Юноша закрыл глаза и подумал про своего отца. Где он теперь? Не он ли посеял насилие в его сердце? Амхалу ужасно хотелось найти этого презренного человека, бросившего его мать и не пожелавшего ничего знать о собственном сыне, оставившего его, Амхала, один на один со своей участью, отверженного. И когда Мира, не говоря ни слова, так крепко прижимал его к себе, Амхалу очень хотелось, чтобы учитель был его отцом и заполнил собой ту черную дыру, что поглотила такую значимую часть его жизни.
Боль, отступая, становилась все слабее. Крупные слезы беззвучно скатывались по лицу, покрывая его щеки и кожаный жилет Миры.
Так они и стояли, освещаемые безжалостным лунным светом.
Человек в черном проснулся, когда уже вовсю светило солнце. Великолепный солнечный день хлынул в комнату прямо из окна гостиницы, в которой он остановился.
Его раздражала хорошая погода. Он ненавидел лето и жару, предпочитая им унылые зимние дни, с их неподвижной и безмятежной атмосферой, безликую серость их небес и холод, что, проникая через плащ, пробирал до самых костей. Вдали от Всплывшего Мира ему больше всего не хватало зимы. Орва — место вечной весны, нескончаемой и невыносимой. И вот теперь, когда он наконец вернулся в земли с длинными и суровыми зимами, ему на долю выпало сразиться именно летом.
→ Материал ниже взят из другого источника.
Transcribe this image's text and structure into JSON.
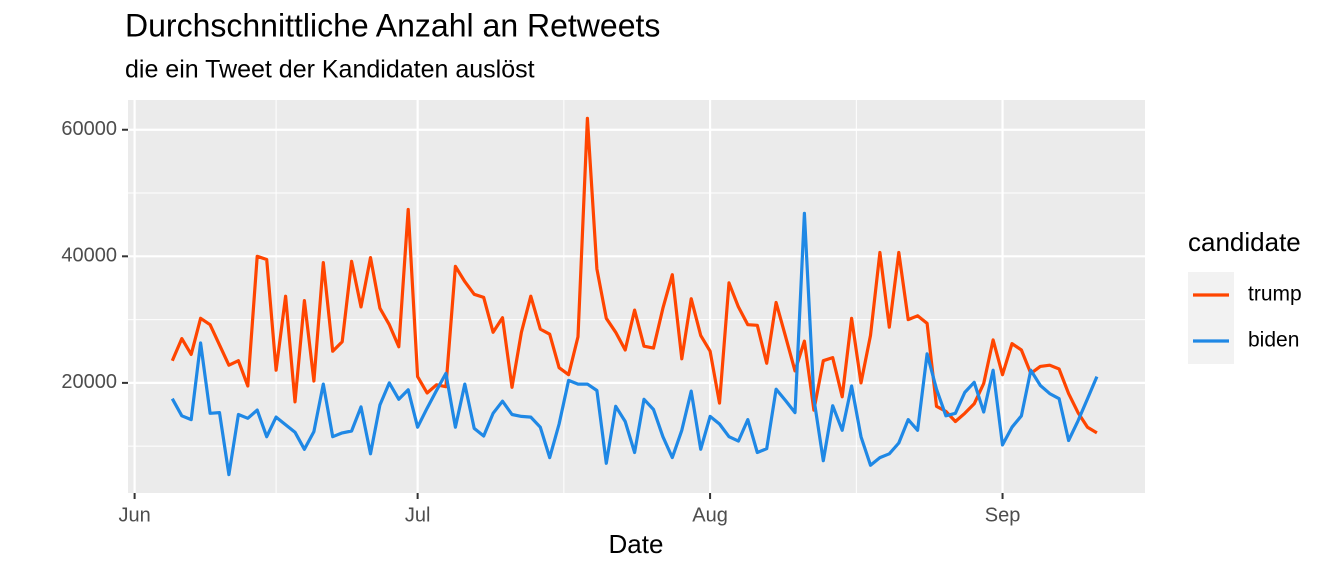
{
  "chart_data": {
    "type": "line",
    "title": "Durchschnittliche Anzahl an Retweets",
    "subtitle": "die ein Tweet der Kandidaten auslöst",
    "xlabel": "Date",
    "legend_title": "candidate",
    "legend": "right",
    "grid": true,
    "x": [
      4,
      5,
      6,
      7,
      8,
      9,
      10,
      11,
      12,
      13,
      14,
      15,
      16,
      17,
      18,
      19,
      20,
      21,
      22,
      23,
      24,
      25,
      26,
      27,
      28,
      29,
      30,
      31,
      32,
      33,
      34,
      35,
      36,
      37,
      38,
      39,
      40,
      41,
      42,
      43,
      44,
      45,
      46,
      47,
      48,
      49,
      50,
      51,
      52,
      53,
      54,
      55,
      56,
      57,
      58,
      59,
      60,
      61,
      62,
      63,
      64,
      65,
      66,
      67,
      68,
      69,
      70,
      71,
      72,
      73,
      74,
      75,
      76,
      77,
      78,
      79,
      80,
      81,
      82,
      83,
      84,
      85,
      86,
      87,
      88,
      89,
      90,
      91,
      92,
      93,
      94,
      95,
      96,
      97,
      98,
      99,
      100,
      101,
      102
    ],
    "xlim": [
      -0.7,
      107.1
    ],
    "xticks": [
      {
        "value": 0,
        "label": "Jun"
      },
      {
        "value": 30,
        "label": "Jul"
      },
      {
        "value": 61,
        "label": "Aug"
      },
      {
        "value": 92,
        "label": "Sep"
      }
    ],
    "ylim": [
      2600,
      64700
    ],
    "yticks": [
      20000,
      40000,
      60000
    ],
    "series": [
      {
        "name": "trump",
        "color": "#ff4500",
        "values": [
          23500,
          27000,
          24500,
          30200,
          29200,
          26000,
          22800,
          23500,
          19500,
          40000,
          39500,
          22000,
          33700,
          17000,
          33000,
          20300,
          39000,
          25000,
          26500,
          39200,
          32000,
          39800,
          31800,
          29200,
          25700,
          47400,
          21000,
          18400,
          19700,
          19400,
          38400,
          36000,
          34000,
          33500,
          28000,
          30300,
          19300,
          28000,
          33700,
          28500,
          27700,
          22400,
          21300,
          27300,
          61800,
          38000,
          30200,
          28000,
          25200,
          31500,
          25800,
          25500,
          31800,
          37100,
          23800,
          33300,
          27500,
          25000,
          16800,
          35800,
          32000,
          29200,
          29100,
          23100,
          32700,
          27300,
          21900,
          26600,
          15700,
          23500,
          24000,
          17800,
          30200,
          20000,
          27500,
          40600,
          28800,
          40600,
          30000,
          30600,
          29400,
          16300,
          15500,
          13900,
          15200,
          16700,
          19900,
          26800,
          21300,
          26200,
          25200,
          21500,
          22600,
          22800,
          22200,
          18300,
          15300,
          13000,
          12100
        ]
      },
      {
        "name": "biden",
        "color": "#1f88e5",
        "values": [
          17500,
          14800,
          14200,
          26300,
          15200,
          15300,
          5500,
          15000,
          14400,
          15700,
          11500,
          14600,
          13400,
          12200,
          9500,
          12300,
          19800,
          11500,
          12100,
          12400,
          16200,
          8800,
          16500,
          20000,
          17400,
          18900,
          13000,
          16000,
          18800,
          21500,
          13000,
          19800,
          12800,
          11600,
          15200,
          17100,
          15000,
          14700,
          14600,
          13000,
          8200,
          13500,
          20400,
          19800,
          19800,
          18800,
          7300,
          16300,
          13900,
          9000,
          17400,
          15800,
          11500,
          8200,
          12500,
          18700,
          9500,
          14700,
          13500,
          11500,
          10800,
          14200,
          9000,
          9600,
          19000,
          17200,
          15300,
          46800,
          17500,
          7700,
          16400,
          12500,
          19500,
          11500,
          7000,
          8200,
          8800,
          10500,
          14200,
          12500,
          24600,
          19000,
          14800,
          15200,
          18500,
          20100,
          15400,
          22000,
          10200,
          13000,
          14800,
          22000,
          19600,
          18300,
          17500,
          10900,
          14000,
          17500,
          21000
        ]
      }
    ]
  }
}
Человек в черном был зол на весь мир. Он быстро оделся, захватив с собой перед выходом со столика возле кровати склянку со сверкающей красноватой жидкостью. Он едва не забыл про подарок, сделанный его другом несколько дней тому назад.
Его раздражение вскоре переросло в скрытую злобу. Он не желал признаваться себе самому, что именно она была причиной его недовольства. Он не желал признавать то, что, несмотря на прошедшее время, на сделанный им выбор и осознание неотвратимой реальности, мысль об убийстве человека причиняла ему боль.